The greater the diameter of your telescope the more magnification you can achieve, go for the largest aperture your budget allows if you want to see as much as possible. And try to buy a telescope you won't quickly outgrow.
Inch for inch, a reflector is less effective than a refractor, but it is also cheaper.
Remember that there is more to a telescope than the tube assembly, mount, and tripod. so save some of your budget for additional eyepieces to expand the telescope's magnification and filters for enhancing nebulae and planetary images.
Colour filters, which usually thread into the eyepiece barrel, are almost a necessity for viewing planetary detail. By using an appropriate colour, you can highlight a specific planetary feature. This often allows you see two to three times as much detail as in an unfiltered view.

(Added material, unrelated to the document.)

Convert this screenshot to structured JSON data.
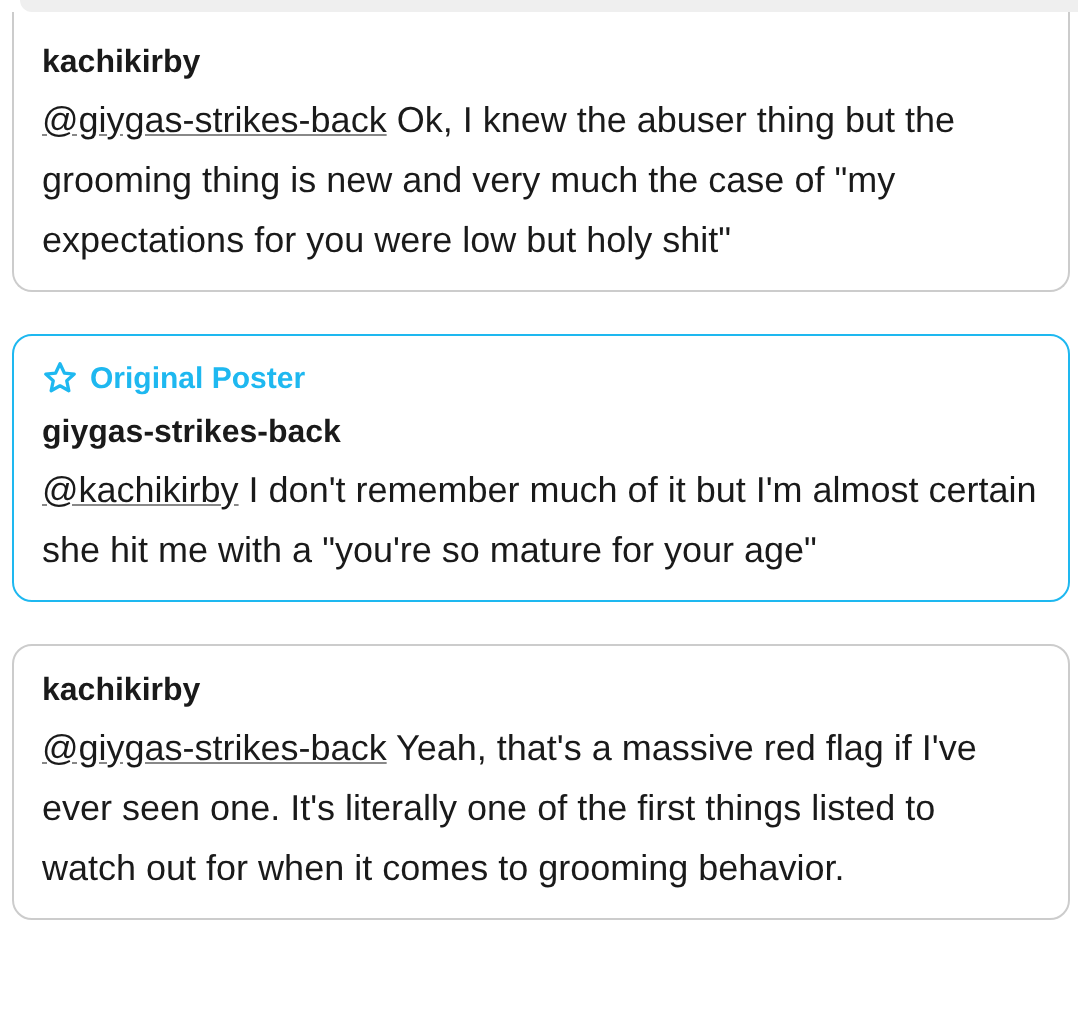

It is unnecessary to separate the optical tube and the mount when storing the telescope. It can be stored in one unit in a clean, dry, and dust-free environment. If it has to be stored outdoors, cover it with a heavy-duty plastic cover to prevent it from getting wet. Make sure that the dust cap for the front of the telescope and the cover for the rear opening are on. Accessories should be stored separately in a box, with all their caps on. Some people do store the reflecting telescope in two parts, leaving the telescope tube up side down on the ground to prevent dust from settling down on the primary mirror.
Jupiter is a shimmering disk.
Astronomers must be patient; you must optimize your observing site and times, as well as your equipment. When you observe the Moon and the planets, and they appear as though water is running over them, you probably have bad "seeing" because you are observing through turbulent air. Always observe objects as high in the sky as possible. Don't observe immediately after sunset and avoid viewing across heat-radiating ground objects such as buildings and parking lots. Let your telescope come to temperature with the surrounding air; sometimes the shimmering is due to "tube currents" within the telescope tube. Try to enhance planetary detail by using colour filters. Optimize all that you can then be patient because good seeing comes and goes. All those beautiful highly processed posters are pictures from the Hubble Telescope. We see beginners who think they can reproduce those images by spending a few pounds. Be realistic in your expectations.
Permanent eye damage can result from looking anywhere near the sun directly, or through a camera viewfinder, or with binoculars or a telescope. Under some circumstances even the moon can damage your eyes without the right equipment and knowledge of how to use it.